Many participants wanted to know how people can enforce the accountability of leadership and transform political parties into mass-based organizations and political leaders accountable to the people at large rather than posing as rulers and creating a layer of elites. For example one of the participants Mr Ganesh Yadav in Jaleshwor said that elite class has captured both state power and it is the need of the hour to bring down these elite classes from the state power.
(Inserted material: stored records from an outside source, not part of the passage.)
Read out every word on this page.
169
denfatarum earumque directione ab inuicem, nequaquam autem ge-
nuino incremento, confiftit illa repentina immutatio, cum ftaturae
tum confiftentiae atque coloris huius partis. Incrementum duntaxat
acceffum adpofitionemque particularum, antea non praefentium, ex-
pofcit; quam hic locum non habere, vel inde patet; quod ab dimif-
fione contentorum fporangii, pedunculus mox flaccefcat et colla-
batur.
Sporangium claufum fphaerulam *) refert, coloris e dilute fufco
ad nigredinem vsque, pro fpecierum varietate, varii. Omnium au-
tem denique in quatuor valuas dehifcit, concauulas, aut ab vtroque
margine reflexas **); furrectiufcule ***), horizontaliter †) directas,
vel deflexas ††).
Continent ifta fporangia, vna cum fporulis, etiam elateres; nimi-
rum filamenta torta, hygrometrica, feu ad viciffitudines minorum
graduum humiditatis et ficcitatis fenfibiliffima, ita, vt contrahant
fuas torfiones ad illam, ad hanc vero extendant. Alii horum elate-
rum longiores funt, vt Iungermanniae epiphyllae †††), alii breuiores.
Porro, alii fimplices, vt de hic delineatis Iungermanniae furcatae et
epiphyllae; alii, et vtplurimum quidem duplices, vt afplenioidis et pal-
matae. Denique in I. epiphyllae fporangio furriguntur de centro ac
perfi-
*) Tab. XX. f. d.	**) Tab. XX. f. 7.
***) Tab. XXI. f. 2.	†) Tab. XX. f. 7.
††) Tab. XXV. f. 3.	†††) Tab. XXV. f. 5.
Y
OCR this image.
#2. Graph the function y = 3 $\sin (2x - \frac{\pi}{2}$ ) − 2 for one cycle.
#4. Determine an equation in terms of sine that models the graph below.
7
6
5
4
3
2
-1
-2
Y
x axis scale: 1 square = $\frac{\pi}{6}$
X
Against this background, many participants argued that how can we have new Nepal within the old notion of thinking. The rulers have never tried to listen the voices of Madeshis and so is the (in)organic civil society of the country. Participants from the Muslim community have expressed that Muslims have been segregated in the constitution making process. Many participants from the region were of the view that the problems have to be identified on the basis of 'class' and resolved with honestly.

Conclusion

The seminar organised by FES has been able to bring to antagonistic communities onto the common platform for the first time this is (was) the view expressed by the participant(s) themselves. And these types activities, surely, help to resolve extant political problems of the country. In this sense, FES has fulfilled its objective of advocating civic education and issues underpinning state-building process. The debate in all places generated very valid questions, which need immediate collective attention from the state. The worry expressed at the rural areas on the national politics and their de-serious faith on democracy, nationalism (even in the Madesh) is noteworthy. Equally, important is their ability to differentiate chaff from the wheat (between bad leaders, bad policies, good leaders and good polices). Perhaps programmes like this needs to be further extended in other parts of the country.